Autre pays à ne pas être au bout de ses peines, la Slovénie. Elle vient de présenter au comité 255 un professeur de droit civil et commercial à l’Université de Ljubljana. Klemen Podobnik attend sa convocation pour passer devant le comité 255. Il faut aussi à la Slovénie un second juge pour remplacer Miro Prek, pris dans une histoire de violence extra conjugale. Trop heureuse de s’en débarrasser, la Cour l’avait autorisé à partir sans attendre son remplaçant. La procédure qui devait départager un professeur de droit, Jure Vidmar, et une référendaire à la Cour, Nina Savin Bossière, est tombée à l’eau après que le Parlement slovène n’a pas pu les départager. Il faut tout recommencer. Autre nouvelle, côté grec. Athènes propose Athanasios Rados, du Conseil d’État, pour remplacer l’avocate générale britannique Eleanor Sharpston laquelle fait un procès à l’UE pour pouvoir rester jusqu’en 2021. De la bagarre en perspective.
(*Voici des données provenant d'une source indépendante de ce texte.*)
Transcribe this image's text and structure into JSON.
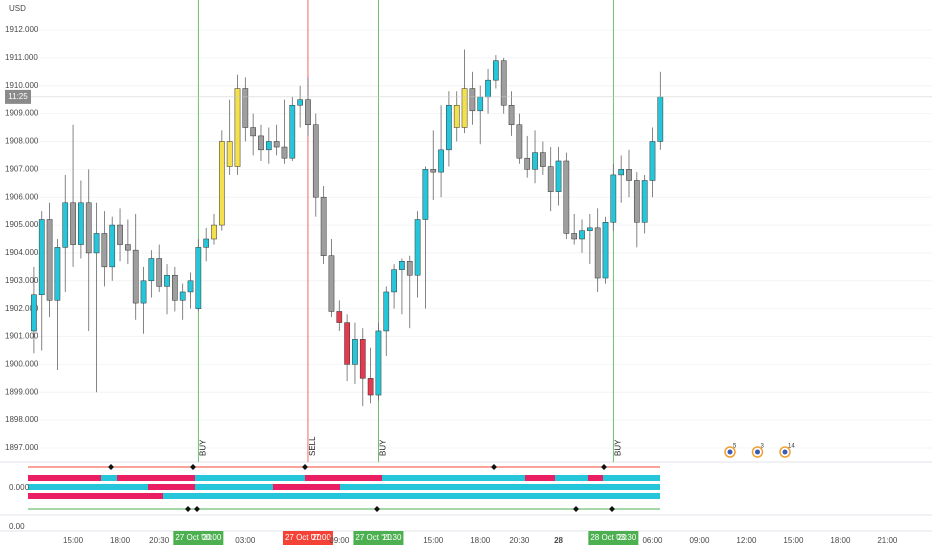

Enfin la vice-présidente de la Cour Rosario Silva de Lapuerta partirait l’année prochaine. Pour la remplacer, les milieux espagnols parlent de Luis María Díez-Picazo Giménez. Imposé à la tête de la troisième chambre de la Cour suprême espagnole en 2015, ce magistrat a aussi fait la une des journaux en 2018, lorsque sa chambre a rendu un arrêt jugeant qu’une taxe hypothécaire en vigueur doit être payée par les banques. Celles-ci s’affolent. Diez-Picazo suspend alors les effets de cet arrêt et convoque la chambre en plénière laquelle rend aussitôt un arrêt en sens contraire. Ce sont les clients qui paieront. Tollé dans la presse et chez les magistrats. Fin de l’histoire. Mais l’année suivante, le président de la Cour de justice Koen Lenaerts le choisissait, avec un magistrat allemand, Klaus Renner, pour rédiger le rapport à présenter à l’UE fin 2020 sur le bien-fondé de la réforme du Tribunal de 2015. Pourquoi choisir ce magistrat controversé ? Pour bien faire, le président Lenaerts devrait rendre public son critère de sélection.